Use real recipient engagement during warmup instead of relying on seeded test inboxes.
Common pitfalls
Assuming a shared IP removes warmup hides the new domain and IP relationship risk.
Treating a high sender score as proof of Gmail inbox placement causes bad diagnosis.
Testing only templates misses complaint history, inactive contacts, and Gmail warnings.
Expert tips
Keep volume below normal demand until Gmail Postmaster data shows stable signals.
Separate transactional and marketing streams so one complaint pattern stays contained.
Compare Gmail results against authentication reports before changing content repeatedly.

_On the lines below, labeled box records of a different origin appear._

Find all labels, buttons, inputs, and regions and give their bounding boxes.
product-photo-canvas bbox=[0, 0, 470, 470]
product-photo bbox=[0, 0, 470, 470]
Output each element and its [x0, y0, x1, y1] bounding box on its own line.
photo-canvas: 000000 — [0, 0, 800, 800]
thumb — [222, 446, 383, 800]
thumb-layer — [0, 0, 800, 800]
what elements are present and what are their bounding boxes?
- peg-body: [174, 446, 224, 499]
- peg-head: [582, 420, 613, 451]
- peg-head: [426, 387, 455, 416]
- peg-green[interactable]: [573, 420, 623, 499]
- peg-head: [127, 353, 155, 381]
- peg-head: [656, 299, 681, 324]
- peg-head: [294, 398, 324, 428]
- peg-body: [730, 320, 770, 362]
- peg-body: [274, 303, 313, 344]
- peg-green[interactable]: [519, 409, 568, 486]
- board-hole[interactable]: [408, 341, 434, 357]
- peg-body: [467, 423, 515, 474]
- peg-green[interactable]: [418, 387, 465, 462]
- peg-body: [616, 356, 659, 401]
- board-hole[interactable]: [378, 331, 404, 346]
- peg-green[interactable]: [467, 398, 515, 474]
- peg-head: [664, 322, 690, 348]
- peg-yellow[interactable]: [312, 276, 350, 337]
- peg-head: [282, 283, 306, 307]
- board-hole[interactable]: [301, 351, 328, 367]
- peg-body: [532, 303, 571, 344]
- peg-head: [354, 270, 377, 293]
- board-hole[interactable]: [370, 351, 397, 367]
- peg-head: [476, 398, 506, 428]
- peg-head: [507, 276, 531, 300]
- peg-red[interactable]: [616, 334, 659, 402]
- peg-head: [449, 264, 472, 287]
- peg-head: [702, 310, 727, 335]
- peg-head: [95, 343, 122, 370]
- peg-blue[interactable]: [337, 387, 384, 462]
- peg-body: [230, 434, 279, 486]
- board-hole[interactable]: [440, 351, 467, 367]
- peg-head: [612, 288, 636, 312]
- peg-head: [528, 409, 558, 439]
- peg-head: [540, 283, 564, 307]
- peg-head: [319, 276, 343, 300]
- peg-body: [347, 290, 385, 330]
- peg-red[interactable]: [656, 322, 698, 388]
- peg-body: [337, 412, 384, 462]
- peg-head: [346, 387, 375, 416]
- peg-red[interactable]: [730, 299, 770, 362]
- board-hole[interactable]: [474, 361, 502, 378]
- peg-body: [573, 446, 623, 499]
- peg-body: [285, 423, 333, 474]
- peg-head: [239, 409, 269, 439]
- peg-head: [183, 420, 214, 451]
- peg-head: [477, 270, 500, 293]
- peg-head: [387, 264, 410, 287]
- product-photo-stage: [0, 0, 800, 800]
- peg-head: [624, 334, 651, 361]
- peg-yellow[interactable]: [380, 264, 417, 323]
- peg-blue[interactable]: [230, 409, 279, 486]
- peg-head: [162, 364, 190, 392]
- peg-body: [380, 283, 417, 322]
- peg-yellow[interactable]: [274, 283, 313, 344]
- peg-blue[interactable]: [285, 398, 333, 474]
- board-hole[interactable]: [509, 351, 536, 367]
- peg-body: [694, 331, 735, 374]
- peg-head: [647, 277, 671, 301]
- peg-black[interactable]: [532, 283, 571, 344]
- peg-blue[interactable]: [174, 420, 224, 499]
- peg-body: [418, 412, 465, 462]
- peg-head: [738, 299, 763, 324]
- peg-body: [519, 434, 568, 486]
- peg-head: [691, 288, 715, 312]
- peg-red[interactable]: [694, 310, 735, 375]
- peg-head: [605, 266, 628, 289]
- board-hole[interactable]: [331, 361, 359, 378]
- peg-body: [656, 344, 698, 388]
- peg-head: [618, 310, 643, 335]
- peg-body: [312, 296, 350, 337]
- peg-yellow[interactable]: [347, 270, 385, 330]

Marketer from Email Geeks says a shared IP does not remove the need to warm the specific domain and IP relationship.
2019-12-06 - Email Geeks
Marketer from Email Geeks says Gmail should be warmed directly when a new sender path starts landing in spam.
2019-12-06 - Email Geeks

The practical answer

Your emails are going to Gmail spam because Gmail is not convinced that this exact sender path is trusted yet, or because recent Gmail feedback and content signals are negative enough to override the clean setup. A good sender score, clean DNS, and a strong template score are useful checks, but they do not replace Gmail-specific reputation.
The fix is to verify the real Gmail headers, monitor DMARC reports, slow the send, warm Gmail with engaged recipients, keep identity stable, and remove any list sources that create complaints. If Gmail says recent messages from the subdomain were marked as spam, take that literally. Reduce risk first, then rebuild trust with steady wanted mail.